On Friday, the government released details of a $2-billion “agreement in principal” with Quebec medical specialists in effect from 2015 to 2023.
Specialists will see an 11.2 per cent increase spread out over eight years, which will cost the province $511 million. The doctors will also get another $1.5 billion, the equivalent of three times their salary increase, spread out over 10 years for what the government is calling its “debt to doctors.”
The National Assembly debated for three days this week about the agreement, thinking they had the final numbers.
On Thursday, during question period, Parti Quebecois (PQ) health critic, Diane Lamarre asked Treasury Board president Pierre Arcand why the money wasn’t being spent instead on patient care. The PQ has said they will freeze doctors’ salaries if elected next fall.
“Giving $1 billion to 10,000 specialists in the next five years is simply obscene,” said PQ Leader Jean-François Lisée.
When the agreement was finally made public on Friday, we learned the deal is actually worth over $2 billion. If that sounds like a lot of money, Arcand said it’s a “reasonable deal,” and could have cost the government a lot more money.

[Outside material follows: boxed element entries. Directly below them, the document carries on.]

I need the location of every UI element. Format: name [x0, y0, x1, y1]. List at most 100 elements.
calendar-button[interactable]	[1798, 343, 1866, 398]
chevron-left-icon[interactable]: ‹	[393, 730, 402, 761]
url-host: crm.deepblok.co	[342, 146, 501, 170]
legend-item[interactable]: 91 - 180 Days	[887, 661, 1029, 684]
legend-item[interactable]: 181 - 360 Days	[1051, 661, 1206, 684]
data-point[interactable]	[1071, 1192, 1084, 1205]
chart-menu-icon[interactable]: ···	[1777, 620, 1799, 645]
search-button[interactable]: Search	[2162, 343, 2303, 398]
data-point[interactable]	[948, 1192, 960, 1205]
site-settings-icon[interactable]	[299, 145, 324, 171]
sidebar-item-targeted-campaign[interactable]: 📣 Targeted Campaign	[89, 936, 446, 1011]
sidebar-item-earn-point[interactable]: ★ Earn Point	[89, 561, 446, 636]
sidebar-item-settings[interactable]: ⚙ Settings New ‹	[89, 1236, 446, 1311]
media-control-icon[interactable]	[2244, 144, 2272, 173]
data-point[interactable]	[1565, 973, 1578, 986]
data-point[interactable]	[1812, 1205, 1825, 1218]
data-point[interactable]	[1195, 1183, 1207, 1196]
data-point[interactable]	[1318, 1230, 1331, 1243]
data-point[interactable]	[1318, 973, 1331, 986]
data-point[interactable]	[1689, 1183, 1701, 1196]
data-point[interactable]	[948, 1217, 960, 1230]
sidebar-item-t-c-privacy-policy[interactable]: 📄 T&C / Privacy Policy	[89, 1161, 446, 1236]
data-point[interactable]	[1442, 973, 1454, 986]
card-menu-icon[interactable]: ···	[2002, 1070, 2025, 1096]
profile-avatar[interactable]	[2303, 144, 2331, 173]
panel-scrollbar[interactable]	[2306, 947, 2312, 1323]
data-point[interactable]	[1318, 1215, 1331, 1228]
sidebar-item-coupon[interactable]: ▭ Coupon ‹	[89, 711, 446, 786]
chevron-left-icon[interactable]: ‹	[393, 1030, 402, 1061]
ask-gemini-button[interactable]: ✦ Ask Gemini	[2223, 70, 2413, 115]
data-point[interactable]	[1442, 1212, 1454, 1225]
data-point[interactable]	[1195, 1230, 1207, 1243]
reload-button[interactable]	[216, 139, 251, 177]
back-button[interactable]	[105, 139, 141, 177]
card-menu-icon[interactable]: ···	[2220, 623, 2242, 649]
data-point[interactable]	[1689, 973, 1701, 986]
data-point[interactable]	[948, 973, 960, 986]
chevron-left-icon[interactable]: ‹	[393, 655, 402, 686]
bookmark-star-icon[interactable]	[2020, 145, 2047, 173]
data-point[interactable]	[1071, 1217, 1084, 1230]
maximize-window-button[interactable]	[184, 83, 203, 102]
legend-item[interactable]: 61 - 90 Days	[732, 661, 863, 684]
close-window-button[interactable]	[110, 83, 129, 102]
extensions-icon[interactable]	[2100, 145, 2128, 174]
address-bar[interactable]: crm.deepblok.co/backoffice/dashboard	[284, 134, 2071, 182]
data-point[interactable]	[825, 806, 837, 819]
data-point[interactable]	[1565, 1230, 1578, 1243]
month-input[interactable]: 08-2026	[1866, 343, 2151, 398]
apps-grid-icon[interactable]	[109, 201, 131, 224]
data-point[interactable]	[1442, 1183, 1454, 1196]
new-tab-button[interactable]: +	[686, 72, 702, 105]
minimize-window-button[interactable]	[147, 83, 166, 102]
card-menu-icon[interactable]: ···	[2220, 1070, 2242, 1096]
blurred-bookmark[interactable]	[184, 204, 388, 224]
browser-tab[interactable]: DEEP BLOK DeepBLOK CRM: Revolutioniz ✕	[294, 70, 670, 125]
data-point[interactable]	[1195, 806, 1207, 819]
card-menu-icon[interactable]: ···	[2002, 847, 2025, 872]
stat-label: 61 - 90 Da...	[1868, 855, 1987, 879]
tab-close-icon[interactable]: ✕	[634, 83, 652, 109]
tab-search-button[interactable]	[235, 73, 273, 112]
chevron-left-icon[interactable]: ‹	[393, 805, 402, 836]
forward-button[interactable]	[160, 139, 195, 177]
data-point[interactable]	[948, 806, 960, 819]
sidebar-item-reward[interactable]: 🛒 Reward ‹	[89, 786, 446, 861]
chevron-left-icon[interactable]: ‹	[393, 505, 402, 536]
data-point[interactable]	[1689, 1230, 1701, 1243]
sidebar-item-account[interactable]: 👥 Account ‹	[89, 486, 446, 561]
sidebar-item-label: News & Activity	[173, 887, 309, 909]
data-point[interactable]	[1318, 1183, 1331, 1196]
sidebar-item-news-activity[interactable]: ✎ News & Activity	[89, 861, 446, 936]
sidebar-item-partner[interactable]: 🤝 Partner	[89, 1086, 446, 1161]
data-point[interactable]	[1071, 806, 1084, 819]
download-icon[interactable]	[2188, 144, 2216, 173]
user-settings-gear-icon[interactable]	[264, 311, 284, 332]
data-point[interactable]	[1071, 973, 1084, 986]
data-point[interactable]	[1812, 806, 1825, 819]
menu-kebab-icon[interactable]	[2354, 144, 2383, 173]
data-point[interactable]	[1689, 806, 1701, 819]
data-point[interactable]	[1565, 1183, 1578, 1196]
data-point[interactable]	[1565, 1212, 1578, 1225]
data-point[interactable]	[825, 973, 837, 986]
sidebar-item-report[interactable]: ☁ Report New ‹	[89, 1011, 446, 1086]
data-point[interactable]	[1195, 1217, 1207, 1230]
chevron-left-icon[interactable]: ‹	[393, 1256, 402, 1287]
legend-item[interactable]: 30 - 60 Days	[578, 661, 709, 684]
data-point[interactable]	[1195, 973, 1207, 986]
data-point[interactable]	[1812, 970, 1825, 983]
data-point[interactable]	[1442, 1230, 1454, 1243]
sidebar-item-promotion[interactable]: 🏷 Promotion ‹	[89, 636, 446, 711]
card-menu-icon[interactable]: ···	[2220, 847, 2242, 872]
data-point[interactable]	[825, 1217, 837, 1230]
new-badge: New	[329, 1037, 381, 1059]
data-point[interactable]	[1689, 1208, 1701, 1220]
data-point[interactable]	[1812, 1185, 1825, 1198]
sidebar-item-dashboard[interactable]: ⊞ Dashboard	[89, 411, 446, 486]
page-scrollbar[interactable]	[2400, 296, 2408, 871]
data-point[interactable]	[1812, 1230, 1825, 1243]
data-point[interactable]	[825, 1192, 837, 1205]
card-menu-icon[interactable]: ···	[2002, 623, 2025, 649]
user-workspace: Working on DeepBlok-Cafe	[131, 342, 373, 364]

Arcand explained that is because they repealed what’s called a “trailer clause”: in 2014, specialists were to receive a salary hike any time the government negotiated an increase with other unionized employees.
Arcand said doctors agreed to forego $3 billion in salary increases over the next decade.
“I think it’s a question of realism on the part of the federation,” he said.
In the second part of the agreement, the government also promises to pay back by 2027, what it says is its “debt to doctors.” In total, the government will pay $1.5 billion, which amounts to 2.2 per cent a year over 10 years on top of the 1.4 per cent increase specialists receive through the agreement.
“There was an agreement in 2007. In 2008, the whole world had budget problems,” Arcand said.
However, the Opposition says this is a diversion tactic because specialists don’t need salary increases at all.
“Since 2015, he says, doctors in Quebec have been earning more than they do in Ontario,” CAQ health critic, François Paradis said. “We’re giving too much money and now, our hands are tied for 10 years.”
“There’s a certain part of the population, no matter what the deal would have been, that thinks doctors probably earn too much,” Arcand said.
Specialists promise better access
The agreement includes $105 million specifically to increase access to MRIs and X-rays.
Currently, there are 58,000 people on a wait list for an MRI. Forty-five percent of those people will wait longer than 90 days. Specialists say they are committed to making sure that as many MRI machines as possible will run 16 hours a day.
The government has also made a special agreement with anesthesiologists to provide care in all regions of Quebec. Breaking the agreement could result in a fine of $3,000 for a single specialist or as much as $200,000 for the association.